## The circularly-arranged petrol pump problem.

*Problem Statement: *You are given n petrol pumps arranged in a circle. There is a certain quantity of petrol that is available at each pump. And you are given the amount of petrol required to reach from each station to the next. You have to find out the petrol pump starting at which you can go around and come back to that particular petrol pump.

Can you think up of a quick method of solving this? I can do it in O(n). Let me explain the method. Take any petrol pump randomly as your START. Take the next pump as END. Now you have an *available quantity* of petrol at START. See if this quantity is enough to reach END, i.e., is* available quantity* greater than or equal to *required quantity*. If yes, add the quantity of petrol available at END to your *available quantity* and then move END one pump ahead. Now perform the same check between available and required. In case available<required, move your START one pump back, adding the quantity of that pump to your *available* and adding the required from your new START to the old one to your *required. *Following this method, you’ll finally converge at a pump (i.e., START=END). This is your required petrol pump. 🙂

Since there is no problem in coding this, I’ll just show an example and get done with this.

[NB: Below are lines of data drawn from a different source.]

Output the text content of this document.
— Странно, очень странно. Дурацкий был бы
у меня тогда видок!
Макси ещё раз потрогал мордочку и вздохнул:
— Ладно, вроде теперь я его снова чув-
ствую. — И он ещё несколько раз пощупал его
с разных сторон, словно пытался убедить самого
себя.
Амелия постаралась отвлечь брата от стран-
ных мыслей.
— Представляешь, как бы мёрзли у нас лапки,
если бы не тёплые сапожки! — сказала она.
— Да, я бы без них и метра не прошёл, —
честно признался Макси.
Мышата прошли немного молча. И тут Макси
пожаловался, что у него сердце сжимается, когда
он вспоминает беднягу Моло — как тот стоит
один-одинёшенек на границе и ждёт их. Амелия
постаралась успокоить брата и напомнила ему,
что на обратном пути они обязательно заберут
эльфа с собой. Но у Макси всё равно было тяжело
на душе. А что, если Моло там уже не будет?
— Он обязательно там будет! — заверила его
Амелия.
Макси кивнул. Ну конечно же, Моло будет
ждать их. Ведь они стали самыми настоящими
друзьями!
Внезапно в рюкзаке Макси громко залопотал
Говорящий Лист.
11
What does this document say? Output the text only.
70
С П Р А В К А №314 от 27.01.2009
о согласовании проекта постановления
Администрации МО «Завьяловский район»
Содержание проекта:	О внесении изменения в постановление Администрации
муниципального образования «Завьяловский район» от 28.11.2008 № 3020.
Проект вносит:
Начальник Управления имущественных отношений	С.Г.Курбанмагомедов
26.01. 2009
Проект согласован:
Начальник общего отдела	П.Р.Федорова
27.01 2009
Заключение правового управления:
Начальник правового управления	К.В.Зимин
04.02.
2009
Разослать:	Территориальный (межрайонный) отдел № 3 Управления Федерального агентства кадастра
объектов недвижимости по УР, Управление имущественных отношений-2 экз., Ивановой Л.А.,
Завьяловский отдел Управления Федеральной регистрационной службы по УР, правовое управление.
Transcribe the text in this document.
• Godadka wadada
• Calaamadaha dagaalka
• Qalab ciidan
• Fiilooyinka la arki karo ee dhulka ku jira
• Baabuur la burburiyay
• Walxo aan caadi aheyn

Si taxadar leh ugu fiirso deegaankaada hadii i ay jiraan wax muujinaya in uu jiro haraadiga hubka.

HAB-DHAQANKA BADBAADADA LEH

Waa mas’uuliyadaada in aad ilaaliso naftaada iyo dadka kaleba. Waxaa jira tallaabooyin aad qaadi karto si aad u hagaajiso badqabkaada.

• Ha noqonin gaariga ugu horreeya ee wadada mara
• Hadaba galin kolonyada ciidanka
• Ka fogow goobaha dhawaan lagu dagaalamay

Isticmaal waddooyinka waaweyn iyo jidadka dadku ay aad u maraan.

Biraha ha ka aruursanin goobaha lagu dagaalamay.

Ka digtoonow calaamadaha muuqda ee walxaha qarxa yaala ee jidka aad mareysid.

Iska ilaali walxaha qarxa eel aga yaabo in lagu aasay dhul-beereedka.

In this image (if you can’t view the image, you are probably not viewing this post on my blog), each petrol pump has an available quantity of petrol and the required quantity to reach the next pump. Let us start with the solution by randomly picking **START as pump C**. There, **END is pump D**.

available = 3, required = 10

Since available < required, move START back to B.

Now, available = 5+3, required = 10+6

Still available < required, move START back to A.

Now available = 5+3+9, required = 10+6+2

Still available < required, move START back to D.

available = 5+3+9+6, required = 10+6+2+5

Now, available = required and START=END. Hence, the required pump is pump D. You can repeat the process starting at any pump and you would get the right answer. 😉

With that, we come to the end of a lengthy explanation of the problem. But I hope all of you understood it. 🙂

This is good !! I think I have read some similar problem which requires same kind of solution , moving the start and end like the way you have done

The explanation is good. But i feel, ur logic doesn’t work if u consider “B” as starting point and “C” as END Point.

Could you elaborate on why the logic won’t work?